Если бы тогда, в ресторане, я знал про эту историю, я ни за что не открыл бы рот.
Но мне показалось, что молчание неловко затянулось, и, обратившись к Арману, я спросил:
– На фотографиях театра и там, дома, я видел портрет Мао. Чем он вас так заинтересовал?
– Своими стихами, – ответил Гатти. – Вообще, у него интересный опыт. Я трижды был в Китае и прошел весь путь Великого похода.
Он не был настроен прерывать беседу. Это я не был готов ее продолжать. Я не читал стихов Мао. Я не читал пьесы Гатти «Одинокий человек», посвященной китайской революции. Я безрассудно бросился вперед и почти мгновенно очутился в вакууме.
Встреча не состоялась.
Разумеется, Гатти был настолько опытен и стар, чтобы по достоинству оценить мой порыв и отнестись к нему снисходительно. Даже бережно. Во всяком случае, весь вечер я чувствовал себя под его опекой. Но возобновить разговор он больше не пытался. Я получил хороший урок. И мне пришлось заткнуться. Рядом со мной сидел один из самых значительных людей, которых я встречал когда-либо в жизни, и чтобы эта встреча, несмотря на мою ошибку, в конце концов хотя бы чуть-чуть оказалась встречей, мне следовало заткнуться и помолчать. Повпитывать его молчание хотя бы.

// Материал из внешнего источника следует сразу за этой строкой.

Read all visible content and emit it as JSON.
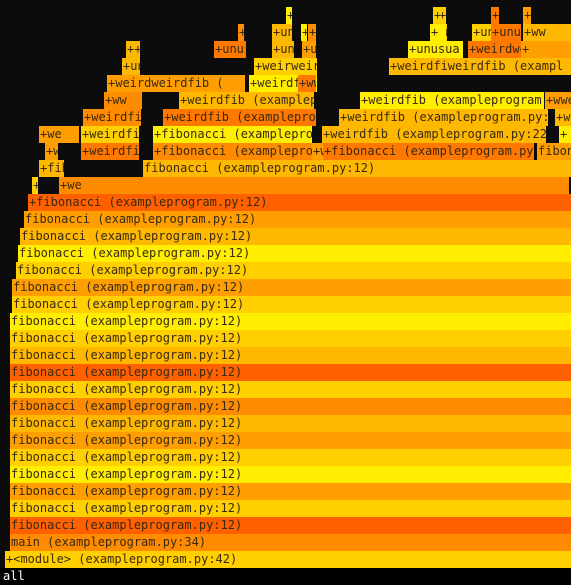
{
  "palette": {
    "c1": "#ffcf00",
    "c2": "#ffee00",
    "c3": "#ff9e00",
    "c4": "#ff7800",
    "c5": "#ff6000",
    "c6": "#ffb800",
    "c7": "#ff8c00"
  },
  "root_label": "all",
  "frames": [
    {
      "id": "f0",
      "text": "+<module> (exampleprogram.py:42)",
      "color": "c1"
    },
    {
      "id": "f1",
      "text": "main (exampleprogram.py:34)",
      "color": "c7"
    },
    {
      "id": "f2",
      "text": "fibonacci (exampleprogram.py:12)",
      "color": "c5"
    },
    {
      "id": "f3",
      "text": "fibonacci (exampleprogram.py:12)",
      "color": "c1"
    },
    {
      "id": "f4",
      "text": "fibonacci (exampleprogram.py:12)",
      "color": "c3"
    },
    {
      "id": "f5",
      "text": "fibonacci (exampleprogram.py:12)",
      "color": "c2"
    },
    {
      "id": "f6",
      "text": "fibonacci (exampleprogram.py:12)",
      "color": "c1"
    },
    {
      "id": "f7",
      "text": "fibonacci (exampleprogram.py:12)",
      "color": "c3"
    },
    {
      "id": "f8",
      "text": "fibonacci (exampleprogram.py:12)",
      "color": "c6"
    },
    {
      "id": "f9",
      "text": "fibonacci (exampleprogram.py:12)",
      "color": "c7"
    },
    {
      "id": "f10",
      "text": "fibonacci (exampleprogram.py:12)",
      "color": "c1"
    },
    {
      "id": "f11",
      "text": "fibonacci (exampleprogram.py:12)",
      "color": "c5"
    },
    {
      "id": "f12",
      "text": "fibonacci (exampleprogram.py:12)",
      "color": "c6"
    },
    {
      "id": "f13",
      "text": "fibonacci (exampleprogram.py:12)",
      "color": "c1"
    },
    {
      "id": "f14",
      "text": "fibonacci (exampleprogram.py:12)",
      "color": "c2"
    },
    {
      "id": "f15",
      "text": "fibonacci (exampleprogram.py:12)",
      "color": "c1"
    },
    {
      "id": "f16",
      "text": "fibonacci (exampleprogram.py:12)",
      "color": "c3"
    },
    {
      "id": "f17",
      "text": "fibonacci (exampleprogram.py:12)",
      "color": "c1"
    },
    {
      "id": "f18",
      "text": "fibonacci (exampleprogram.py:12)",
      "color": "c2"
    },
    {
      "id": "f19",
      "text": "fibonacci (exampleprogram.py:12)",
      "color": "c6"
    },
    {
      "id": "f20",
      "text": "fibonacci (exampleprogram.py:12)",
      "color": "c3"
    },
    {
      "id": "f21",
      "text": "+fibonacci (exampleprogram.py:12)",
      "color": "c5"
    },
    {
      "id": "f22",
      "text": "+fibfibonacci (exampleprogram.py:12)",
      "color": "c1"
    },
    {
      "id": "f23",
      "text": "+we",
      "color": "c7"
    },
    {
      "id": "f24",
      "text": "+fibonacci fibonacci (exampleprogram.py:12)",
      "color": "c6"
    },
    {
      "id": "f25",
      "text": "fibonacci (exampleprogram.py:12)",
      "color": "c6"
    },
    {
      "id": "f26",
      "text": "+w",
      "color": "c3"
    },
    {
      "id": "f27",
      "text": "+weirdfib",
      "color": "c4"
    },
    {
      "id": "f28",
      "text": "+fibonacci (exampleprog",
      "color": "c7"
    },
    {
      "id": "f29",
      "text": "+weirdfib (exampleprogr",
      "color": "c3"
    },
    {
      "id": "f30",
      "text": "+fibonacci (exampleprogram.py:10",
      "color": "c4"
    },
    {
      "id": "f31",
      "text": "fibon",
      "color": "c3"
    },
    {
      "id": "f32",
      "text": "+we",
      "color": "c3"
    },
    {
      "id": "f33",
      "text": "+weirdfi",
      "color": "c1"
    },
    {
      "id": "f34",
      "text": "+fibonacci (exampleprogr",
      "color": "c2"
    },
    {
      "id": "f35",
      "text": "+weirdfib (exampleprogram.py:22",
      "color": "c6"
    },
    {
      "id": "f36",
      "text": "+",
      "color": "c2"
    },
    {
      "id": "f37",
      "text": "+weirdfib",
      "color": "c7"
    },
    {
      "id": "f38",
      "text": "+weirdfib (exampleprogr",
      "color": "c4"
    },
    {
      "id": "f39",
      "text": "+weirdfib (exampleprogram.py:22",
      "color": "c6"
    },
    {
      "id": "f40",
      "text": "+w",
      "color": "c6"
    },
    {
      "id": "f41",
      "text": "+ww",
      "color": "c7"
    },
    {
      "id": "f42",
      "text": "+weirdfib (exampleprogram.py:",
      "color": "c6"
    },
    {
      "id": "f43",
      "text": "+weirdfib (exampleprogram.py:",
      "color": "c2"
    },
    {
      "id": "f44",
      "text": "+wwe",
      "color": "c3"
    },
    {
      "id": "f45",
      "text": "+weirdweirdfib (",
      "color": "c3"
    },
    {
      "id": "f46",
      "text": "+weirdfib (exampleprogram",
      "color": "c2"
    },
    {
      "id": "f47",
      "text": "+ww",
      "color": "c4"
    },
    {
      "id": "f48",
      "text": "+unus",
      "color": "c6"
    },
    {
      "id": "f49",
      "text": "+weirweirdfib",
      "color": "c1"
    },
    {
      "id": "f50",
      "text": "+weirdfiweirdfib (exampl",
      "color": "c6"
    },
    {
      "id": "f51",
      "text": "++",
      "color": "c6"
    },
    {
      "id": "f52",
      "text": "+unu",
      "color": "c4"
    },
    {
      "id": "f53",
      "text": "+unu",
      "color": "c6"
    },
    {
      "id": "f54",
      "text": "+u",
      "color": "c3"
    },
    {
      "id": "f55",
      "text": "+unusua",
      "color": "c2"
    },
    {
      "id": "f56",
      "text": "+weirdweirdfib",
      "color": "c4"
    },
    {
      "id": "f57",
      "text": "+",
      "color": "c3"
    },
    {
      "id": "f58",
      "text": "+u",
      "color": "c1"
    },
    {
      "id": "f59",
      "text": "+ww",
      "color": "c6"
    },
    {
      "id": "f60",
      "text": "+unus",
      "color": "c1"
    },
    {
      "id": "f61",
      "text": "+",
      "color": "c7"
    },
    {
      "id": "f62",
      "text": "+unu",
      "color": "c6"
    },
    {
      "id": "f63",
      "text": "+unus",
      "color": "c7"
    },
    {
      "id": "f64",
      "text": "+unu",
      "color": "c4"
    },
    {
      "id": "f65",
      "text": "+",
      "color": "c2"
    },
    {
      "id": "f66",
      "text": "+",
      "color": "c2"
    },
    {
      "id": "f67",
      "text": "+",
      "color": "c1"
    }
  ]
}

В тот вечер Элен рассказала о нем прекрасную историю.
Дело было в Монако в самом начале войны. Монако – крошечное государство, границы которого почти ничего не значат, особенно в те грозные годы, когда на землю приходит война. Франция была уже разгромлена и поставлена на колени. В соседней Италии свирепствовал фашизм. Но именно в этот момент почти оказалось больше, чем ничего. В Монако не было войны. Монако не знало, что такое танки, дивизии СС и пикирующие бомбардировщики люфтваффе. В Монако (поначалу) не выслеживали и не отправляли на уничтожение евреев. Никого не уводили по ночам. Никто не знал, что такое голод, гетто, взаимная подозрительность. Булочники пекли свой хлеб. Ростовщики ссужали деньги в рост. Рыбаки возвращались с моря со свежим уловом. Гатти было уже 16, он одержал в жизни главную свою победу – он полюбил, впитал в себя и сделал своим французский язык – он, сын бедного итальянского эмигранта, сделал его языком своей поэзии, как Рембо и Верлен, он грезил им наяву, бормоча и бормоча вслух какие-то строки. В школе его звали Лермонтофф. В эти последние мирные дни, когда слово было еще только наваждением и надеждой, но еще не стало оружием, Лермонтофф влюбился. Ее звали Николь, она была ослепительно красива – пятнадцатилетняя еврейская девочка, с которой он странно сошелся, споря о Ницше, защищая его экзистенциальный выбор, его аристократизм, его артистизм, даже безумие. Она боялась Ницше, которого идеологи фашизма хотели сделать «своим» философом, а он смеялся в ответ: как же он может быть «их», когда он ненавидел и презирал плебс – а они и есть квинтэссенция плебса?! У этой любви не было надежды: ведь в Монако не было войны. А значит, война не стерла в порошок те перегородки, что люди выстраивают между собой в мирной жизни. Лермонтофф был люмпен, сын дворника и прислуги, а Николь была дочерью богатого ювелира… Но он верил в силу слова и в силу любви. Он посвятил ей поэму и сказал – нет, он не просто сказал, он объявил всем, – что в день ее рождения, 26 января, он прочтет свою поэму, шагая по морским волнам. Настал этот день. Он пришел на пирс, где собралось уже довольно много народу. Но она не пришла. Он понимал, насколько незащищенным становится без нее, насколько возрастают опасности, подстерегающие его, но не отступил – он шагнул в море прямо с пирса, успев прокричать на лету несколько слов, прежде чем скрыться в волнах. Он не умел плавать.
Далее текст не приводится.